Reduce Direct Transfer jobs execution duration
Everyone can contribute. Help move this issue forward while earning points, leveling up and collecting rewards.
Direct Transfer BulkImports::PipelineWorker
and BulkImports::PipelineBatchWorker
jobs may run for an extended period, which isn't ideal for several important reasons:
- Long-running jobs accumulate more memory usage over time, leading to memory bloat.
- If jobs take too long, they can block threads, reducing the ability to process other jobs efficiently, especially on self-managed instances where Sidekiq jobs are not prioritized by default.
- Problematic jobs continue running even after the migration is canceled.
- Long-running jobs are more likely interrupted by Sidekiq restarts caused by Sidekiq Memory Killer or code deployment. Although this is less important, on 17.5, the maximum interruption limit was increased from 3 to 20.

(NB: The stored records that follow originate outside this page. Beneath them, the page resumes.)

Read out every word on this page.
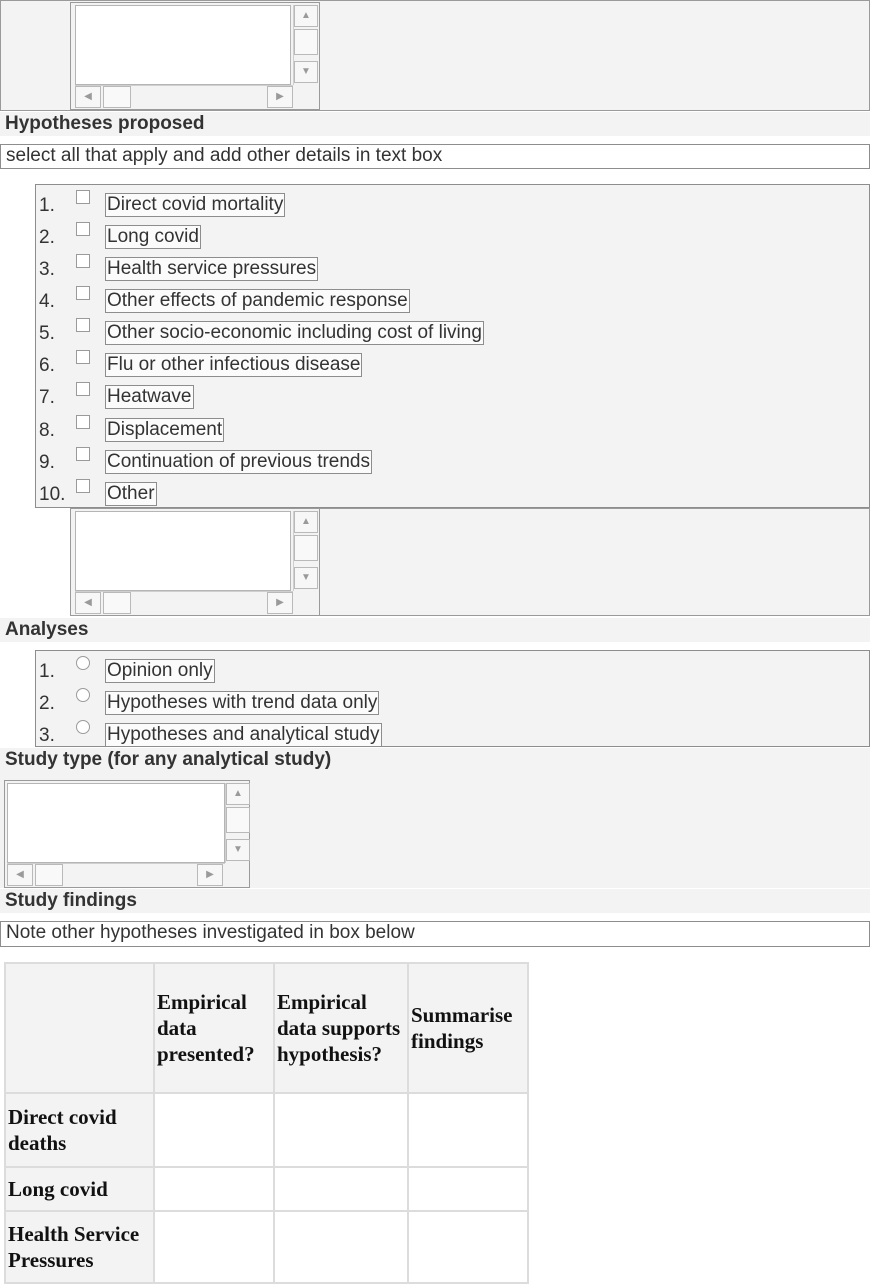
▲
▼
◀	▶
Hypotheses proposed
select all that apply and add other details in text box
1.	Direct covid mortality
2.	Long covid
3.	Health service pressures
4.	Other effects of pandemic response
5.	Other socio-economic including cost of living
6.	Flu or other infectious disease
7.	Heatwave
8.	Displacement
9.	Continuation of previous trends
10. Other
▲
▼
◀	▶
Analyses
1.	Opinion only
2.	Hypotheses with trend data only
3.	Hypotheses and analytical study
Study type (for any analytical study)
▲
▼
◀	▶
Study findings
Note other hypotheses investigated in box below
	Empirical data presented?	Empirical data supports hypothesis?	Summarise findings
Direct covid deaths			
Long covid			
Health Service Pressures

Based on the Kibana logs, an execution of BulkImports::PipelineBatchWorker
took 9000 seconds (2.5 hours), and in 99% of the executions, it took longer than 2120 seconds (36 minutes) on GitLab.com.
When migrating the NodeJS project to the 2k instance, the jobs took much longer, sometimes more than 4 hours, since the instance has fewer available resources than GitLab.com.
Proposed solution
To reduce job execution time, one approach is to re-enqueue the job at regular intervals, such as every 5 minutes. This method is suitable for NDJSON pipeline jobs as they can resume from where they left off. However, for this approach to be effective, we must update Direct Transfer to store the downloaded relation exported files at the destination. Otherwise, the files would need to be downloaded again each time the pipeline is restarted. This update is necessary for the air-gapped migration. Additionally, it will allow us to directly read files from the object store without needing to decompress them.